No problems with that. For I little while, I was thinking you were a robot or something.


----------



## Steadfastly (Nov 14, 2008)

That you have extra time on your hands?


----------



## deadear (Nov 24, 2011)

You would be surprised what wearing a pair of long underwear will do for your ability to enjoy this weather. A couple of weeks ago when it was -24 c temp I put on my snowmobile suit and went for a hike out in the woods. Lets you know you are alive . I have snowmobiled at -40c many years ago and that was enjoyable. Usually at them temps everything slows down and smoke off homes goes straight up. Happy to be Canadian now quit complaining.


----------



## sneakypete (Feb 2, 2006)

to me....looks like a basketball with an image of China on it.


----------



## zontar (Oct 25, 2007)

Layers make sense out here--you can go somewhere & it's beautiful, but horribly cold on the way home--or vice-versa.


----------



## LPBlue (Feb 2, 2006)

I still have one of the original coats, the "Snow Goose"

http://www.canada-goose.com/story





My coat has to be over 20 years old but is still like new. I work in tv/film production and they have been an industry fave for decades. You can stand outside all day in the most bitter cold in one but you'll overheat the moment you try to do anything physical while wearing it.
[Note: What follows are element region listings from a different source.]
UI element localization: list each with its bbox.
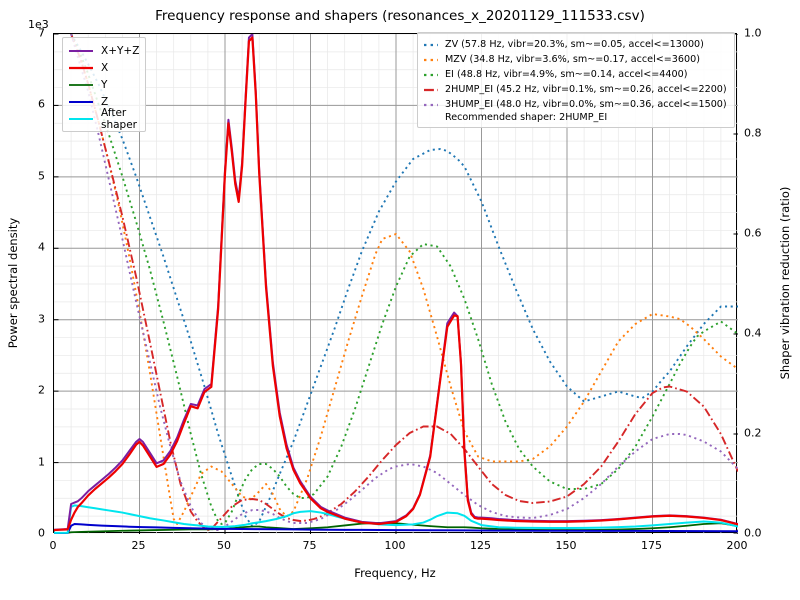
shaper-legend-label: EI (48.8 Hz, vibr=4.9%, sm~=0.14, accel<… bbox=[445, 68, 688, 80]
psd-legend-label: Z bbox=[101, 95, 109, 108]
y-tick-label-left: 4 bbox=[38, 240, 45, 254]
x-tick-label: 150 bbox=[555, 539, 577, 552]
series-after-shaper bbox=[54, 504, 738, 534]
grid-lines bbox=[54, 34, 738, 534]
data-curves bbox=[54, 34, 738, 534]
series-ei bbox=[70, 34, 738, 525]
shaper-legend-item[interactable]: EI (48.8 Hz, vibr=4.9%, sm~=0.14, accel<… bbox=[423, 67, 727, 82]
psd-legend-label: After shaper bbox=[101, 106, 138, 131]
shaper-legend[interactable]: ZV (57.8 Hz, vibr=20.3%, sm~=0.05, accel… bbox=[417, 32, 735, 128]
y-tick-label-right: 0.8 bbox=[744, 126, 762, 140]
x-tick-label: 25 bbox=[131, 539, 146, 552]
series-z bbox=[54, 523, 738, 534]
y-tick-label-right: 0.6 bbox=[744, 226, 762, 240]
y-tick-label-left: 5 bbox=[38, 169, 45, 183]
y-axis-offset-text: 1e3 bbox=[28, 18, 49, 31]
shaper-legend-label: 2HUMP_EI (45.2 Hz, vibr=0.1%, sm~=0.26, … bbox=[445, 83, 727, 95]
y-tick-label-right: 0.4 bbox=[744, 326, 762, 340]
psd-legend-item[interactable]: X bbox=[68, 59, 139, 76]
psd-legend-item[interactable]: Y bbox=[68, 76, 139, 93]
x-tick-label: 200 bbox=[726, 539, 748, 552]
y-tick-label-left: 0 bbox=[38, 526, 45, 540]
shaper-legend-label: ZV (57.8 Hz, vibr=20.3%, sm~=0.05, accel… bbox=[445, 38, 704, 50]
x-tick-label: 100 bbox=[384, 539, 406, 552]
legend-line-sample bbox=[68, 79, 94, 91]
legend-line-sample bbox=[423, 69, 439, 81]
y-tick-label-left: 6 bbox=[38, 97, 45, 111]
recommended-shaper-note: Recommended shaper: 2HUMP_EI bbox=[445, 112, 608, 123]
shaper-legend-label: MZV (34.8 Hz, vibr=3.6%, sm~=0.17, accel… bbox=[445, 53, 700, 65]
x-tick-label: 50 bbox=[217, 539, 231, 552]
x-tick-label: 125 bbox=[470, 539, 491, 552]
psd-legend-item[interactable]: Z bbox=[68, 93, 139, 110]
psd-legend-item[interactable]: X+Y+Z bbox=[68, 42, 139, 59]
legend-line-sample bbox=[68, 62, 94, 74]
y-tick-label-left: 1 bbox=[38, 455, 45, 469]
legend-line-sample bbox=[423, 84, 439, 96]
y-axis-label-right: Shaper vibration reduction (ratio) bbox=[778, 186, 792, 380]
y-tick-label-left: 2 bbox=[38, 383, 45, 397]
legend-line-sample bbox=[423, 39, 439, 51]
legend-line-sample bbox=[68, 113, 94, 125]
series-3hump-ei bbox=[70, 34, 738, 531]
y-tick-label-right: 0.2 bbox=[744, 426, 762, 440]
series-x bbox=[54, 36, 738, 532]
legend-line-sample bbox=[68, 45, 94, 57]
y-tick-label-left: 3 bbox=[38, 312, 45, 326]
shaper-legend-item[interactable]: MZV (34.8 Hz, vibr=3.6%, sm~=0.17, accel… bbox=[423, 52, 727, 67]
y-tick-label-right: 1.0 bbox=[744, 26, 762, 40]
y-tick-label-right: 0.0 bbox=[744, 526, 762, 540]
shaper-legend-item[interactable]: 3HUMP_EI (48.0 Hz, vibr=0.0%, sm~=0.36, … bbox=[423, 97, 727, 112]
x-tick-label: 0 bbox=[49, 539, 57, 552]
psd-legend-label: Y bbox=[101, 78, 108, 91]
shaper-legend-label: 3HUMP_EI (48.0 Hz, vibr=0.0%, sm~=0.36, … bbox=[445, 98, 727, 110]
legend-line-sample bbox=[68, 96, 94, 108]
legend-line-sample bbox=[423, 99, 439, 111]
y-tick-label-left: 7 bbox=[38, 26, 45, 40]
psd-legend-label: X bbox=[101, 61, 109, 74]
series-2hump-ei bbox=[70, 34, 738, 531]
x-axis-label: Frequency, Hz bbox=[354, 566, 436, 580]
psd-legend[interactable]: X+Y+Z X Y Z After shaper bbox=[62, 37, 147, 132]
shaper-legend-item[interactable]: 2HUMP_EI (45.2 Hz, vibr=0.1%, sm~=0.26, … bbox=[423, 82, 727, 97]
chart-title: Frequency response and shapers (resonanc… bbox=[155, 8, 645, 24]
psd-legend-label: X+Y+Z bbox=[101, 44, 140, 57]
series-zv bbox=[70, 34, 738, 528]
shaper-legend-item[interactable]: ZV (57.8 Hz, vibr=20.3%, sm~=0.05, accel… bbox=[423, 37, 727, 52]
x-tick-label: 175 bbox=[641, 539, 662, 552]
psd-legend-item[interactable]: After shaper bbox=[68, 107, 139, 131]
legend-line-sample bbox=[423, 54, 439, 66]
x-tick-label: 75 bbox=[302, 539, 317, 552]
They were pricey even back then with a retail of $850 IIRC but I only paid about half of that. I have no idea what their current pricing is like or how the new coats compare to the older ones.


J.R.


----------



## Adcandour (Apr 21, 2013)

LPBlue said:


> I still have one of the original coats, the "Snow Goose"
> 
> http://www.canada-goose.com/story
> 
> ...


The shame here is that people would think you bought a knock off, when you're the actual real deal in a pre-status symbol original.

After a moment of reflection, I realize that you may be the Nostradamus of trends. What are you wearing now?


----------



## LPBlue (Feb 2, 2006)

adcandour said:


> The shame here is that people would think you bought a knock off, when you're the actual real deal in a pre-status symbol original.
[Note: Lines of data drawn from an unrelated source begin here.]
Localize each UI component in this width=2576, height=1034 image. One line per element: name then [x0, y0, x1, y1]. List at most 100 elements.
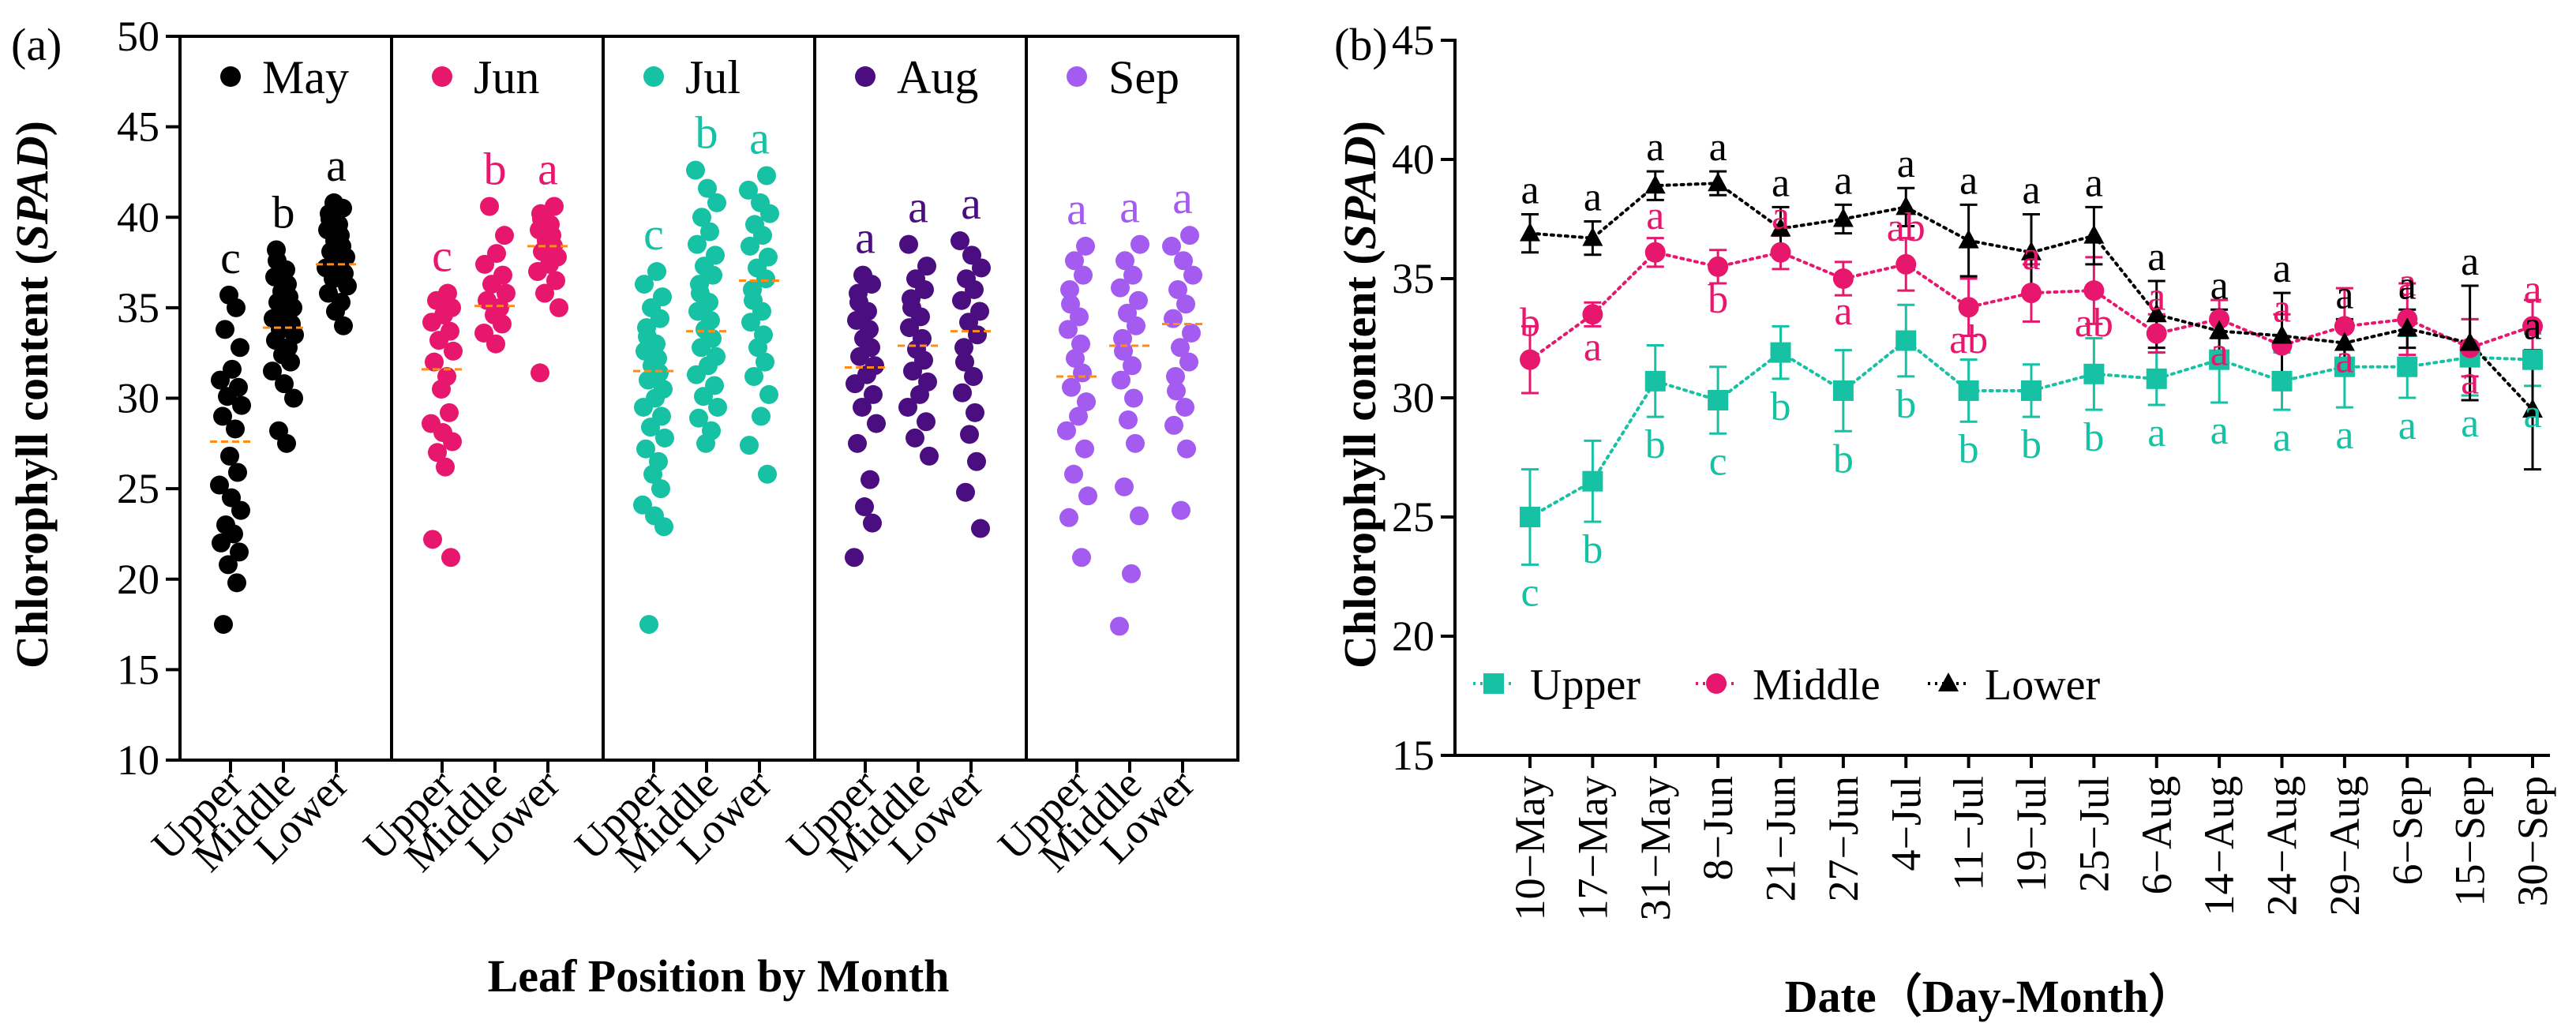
significance-letter: a	[1646, 193, 1664, 238]
marker-upper	[2083, 363, 2105, 384]
data-point	[436, 457, 455, 477]
significance-letter: a	[2273, 415, 2291, 460]
data-point	[1118, 303, 1137, 323]
marker-upper	[1582, 470, 1603, 492]
data-point	[952, 290, 971, 310]
marker-middle	[1770, 242, 1791, 263]
data-point	[849, 283, 868, 303]
marker-middle	[2334, 316, 2355, 337]
significance-letter: c	[1520, 570, 1539, 615]
data-point	[1065, 251, 1084, 271]
data-point	[1176, 294, 1195, 314]
significance-letter: a	[1172, 172, 1193, 223]
significance-letter: a	[1897, 141, 1915, 186]
panel-b-y-tick-label: 25	[1392, 493, 1434, 541]
marker-lower	[1644, 174, 1666, 194]
significance-letter: a	[2147, 274, 2165, 319]
panel-b-x-tick-label: 24−Aug	[2259, 776, 2306, 916]
data-point	[210, 475, 229, 495]
panel-a-y-ticks: 10 15 20 25 30 35 40 45 50	[117, 13, 180, 784]
significance-letter: a	[2523, 391, 2541, 436]
data-point	[474, 323, 493, 343]
marker-lower	[2083, 224, 2105, 244]
legend-label-upper: Upper	[1530, 661, 1640, 710]
data-point	[267, 240, 286, 260]
data-point	[1059, 508, 1078, 527]
data-point	[1164, 309, 1183, 328]
panel-b-y-ticks: 15 20 25 30 35 40 45	[1392, 17, 1455, 779]
data-point	[497, 283, 516, 303]
data-point	[284, 388, 303, 408]
data-point	[689, 408, 708, 428]
significance-letter: a	[1834, 158, 1852, 203]
marker-middle	[1520, 349, 1540, 370]
data-point	[1060, 279, 1079, 299]
data-point	[902, 289, 921, 309]
series-line-middle	[1528, 250, 2534, 362]
data-point	[1180, 226, 1199, 245]
marker-upper	[1770, 342, 1791, 363]
marker-middle	[1832, 268, 1854, 289]
marker-upper	[2397, 356, 2418, 377]
data-point	[1116, 251, 1134, 271]
data-point	[216, 515, 235, 534]
data-point	[848, 433, 867, 453]
significance-letter: a	[2398, 263, 2417, 308]
significance-letter: c	[643, 208, 664, 260]
marker-upper	[1895, 330, 1917, 351]
panel-b-x-tick-label: 11−Jul	[1945, 776, 1993, 890]
panel-b-x-tick-label: 10−May	[1506, 776, 1554, 920]
data-point	[442, 298, 461, 317]
significance-letter: a	[2335, 413, 2353, 458]
data-point	[1059, 320, 1078, 339]
data-point	[1172, 500, 1191, 520]
significance-letter: a	[1959, 158, 1978, 203]
data-point	[324, 193, 343, 212]
significance-letter: b	[272, 187, 295, 238]
data-point	[966, 403, 984, 422]
panel-b-markers	[1520, 172, 2543, 527]
data-point	[865, 356, 884, 376]
data-point	[422, 414, 441, 433]
significance-letter: b	[2083, 415, 2104, 460]
data-point	[219, 285, 238, 305]
data-point	[545, 197, 564, 216]
panel-a-y-axis-label: Chlorophyll content (SPAD)	[6, 121, 58, 669]
data-point	[546, 271, 565, 290]
panel-a-y-axis-label-italic: SPAD	[6, 136, 58, 249]
significance-letter: a	[2022, 234, 2040, 279]
data-point	[705, 376, 724, 395]
data-point	[920, 446, 939, 466]
data-point	[960, 425, 979, 444]
marker-middle	[2146, 323, 2167, 344]
significance-letter: a	[1119, 182, 1140, 233]
data-point	[757, 166, 776, 185]
data-point	[688, 234, 707, 254]
significance-letter: a	[2523, 304, 2541, 349]
panel-b-y-tick-label: 15	[1392, 732, 1434, 779]
data-point	[441, 548, 460, 568]
significance-letter: b	[1520, 301, 1540, 346]
marker-lower	[1770, 217, 1791, 237]
data-point	[1122, 564, 1141, 583]
panel-a-y-axis-label-suffix: )	[6, 121, 58, 136]
data-point	[228, 463, 247, 482]
data-point	[230, 542, 249, 562]
data-point	[478, 290, 497, 310]
legend-label-middle: Middle	[1753, 661, 1880, 710]
data-point	[227, 573, 246, 593]
data-point	[649, 451, 668, 471]
data-point	[493, 265, 512, 285]
panel-a-points	[210, 160, 1202, 636]
data-point	[918, 372, 937, 391]
panel-b-x-tick-label: 8−Jun	[1694, 776, 1742, 880]
panel-a-x-axis-label: Leaf Position by Month	[488, 950, 950, 1002]
legend-marker-aug	[855, 66, 876, 87]
marker-lower	[1708, 172, 1729, 192]
panel-b-x-tick-label: 6−Sep	[2383, 776, 2431, 885]
data-point	[487, 244, 506, 264]
legend-marker-sep	[1067, 66, 1087, 87]
significance-letter: ab	[2075, 301, 2113, 346]
significance-letter: a	[2210, 329, 2229, 374]
data-point	[758, 464, 777, 484]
At work, some of us old guard who are wearing the Snow Goose coats will give the razz to someone on the crew in their brand new Canada Goose..."Oh, you bought a knock off" and then let the bluster begin.:stirpot: Some are young enough to have never seen a Snow Goose in a store and are ignorant of the company history so we get accused of having knock offs of the Canada Goose...kids, what can I say?

J.R.


----------



## LPBlue (Feb 2, 2006)

adcandour said:


> After a moment of reflection, I realize that you may be the Nostradamus of trends. What are you wearing now?


You'll see...in 20 years. I'm still having a tiny problem calibrating the lateral thrusters in my left boot.:smiley-faces-75:


J.R.


----------